The service is still undergoing teething troubles, no one offered to take our coats and they remained on the backs of our chairs throughout, the waitress seemed a little nervous and seemed to forget the basics such as bring a cocktail menu and the maitre d' (? Maybe head waiter) was a little over zealous. That being said, they did their best to be charming and their hearts were in the right place.
The set menu offered 3 starters and a main each. The steamed seafood dumpling was juicy and yielding, full of flavour, the pork vermicelli salad was incredibly tasty with lots of raw fresh vegetables to provide an interesting texture contrast to the pork and the prawn crispy spring roll was perfect, although I think that the slightly odd pairing of a peculiar banana-flavoured goo could have been forgone.
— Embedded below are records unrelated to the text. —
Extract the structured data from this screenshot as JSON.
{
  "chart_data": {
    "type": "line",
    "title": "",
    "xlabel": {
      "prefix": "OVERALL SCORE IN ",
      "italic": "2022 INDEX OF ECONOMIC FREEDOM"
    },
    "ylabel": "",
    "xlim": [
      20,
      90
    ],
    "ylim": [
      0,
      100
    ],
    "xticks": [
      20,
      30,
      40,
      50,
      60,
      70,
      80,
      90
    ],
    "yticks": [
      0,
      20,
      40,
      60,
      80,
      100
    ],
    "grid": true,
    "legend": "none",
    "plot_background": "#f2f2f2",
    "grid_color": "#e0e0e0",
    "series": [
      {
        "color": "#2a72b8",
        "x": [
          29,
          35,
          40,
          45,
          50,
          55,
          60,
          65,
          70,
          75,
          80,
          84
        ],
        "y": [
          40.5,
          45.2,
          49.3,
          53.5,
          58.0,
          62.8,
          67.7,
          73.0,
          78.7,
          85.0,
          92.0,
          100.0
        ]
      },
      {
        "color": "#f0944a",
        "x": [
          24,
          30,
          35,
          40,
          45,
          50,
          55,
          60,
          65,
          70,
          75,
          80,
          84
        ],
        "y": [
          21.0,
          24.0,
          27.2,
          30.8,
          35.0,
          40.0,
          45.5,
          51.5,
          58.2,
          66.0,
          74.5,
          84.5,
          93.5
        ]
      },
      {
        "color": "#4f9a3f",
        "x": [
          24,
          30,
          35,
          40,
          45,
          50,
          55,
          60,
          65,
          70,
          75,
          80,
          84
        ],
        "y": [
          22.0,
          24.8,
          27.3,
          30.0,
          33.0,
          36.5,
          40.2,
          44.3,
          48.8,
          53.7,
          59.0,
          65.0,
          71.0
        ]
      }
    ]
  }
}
We both order the traditional signature dish of Pho for main, one veggie and the other seafood. Well. BORING! The chef had clearly forgotten to season anything. Driving us both to add salt (!), soy sauce and chilli to try to liven the thing up. The huge chunks of pak choi made for a very messy chomping and as for the seafood - a great big hunk of grilled salmon, two tiny baby squid and apparently a prawn - yes A prawn- but after much sifting for gold I gave up on that one. In fact, it was so dull that neither me nor my friend even attempted to finish it as it wasn't worth the effort. Considering that there is a now fairly ubiquitous chain eponymous upon this dish, the House of Ho should be outdoing these "fast food" outlets, but sadly not. They did seem to be mortified when they came to take the nearly full plates away and also very surprised. Maybe they had an off day or maybe no one has told them. But it was pretty terrible.
We had a beer and a cocktail each and the bill still came to £100 - on a set menu, so this is a restaurant that either needs to be on expenses or more for a special occassion. I don't mind spending lots of money on food, it's my vice, but this experience will not have me running back.
Having dined in Bam Bou for almost 20 years, this replacement is a true disappointment.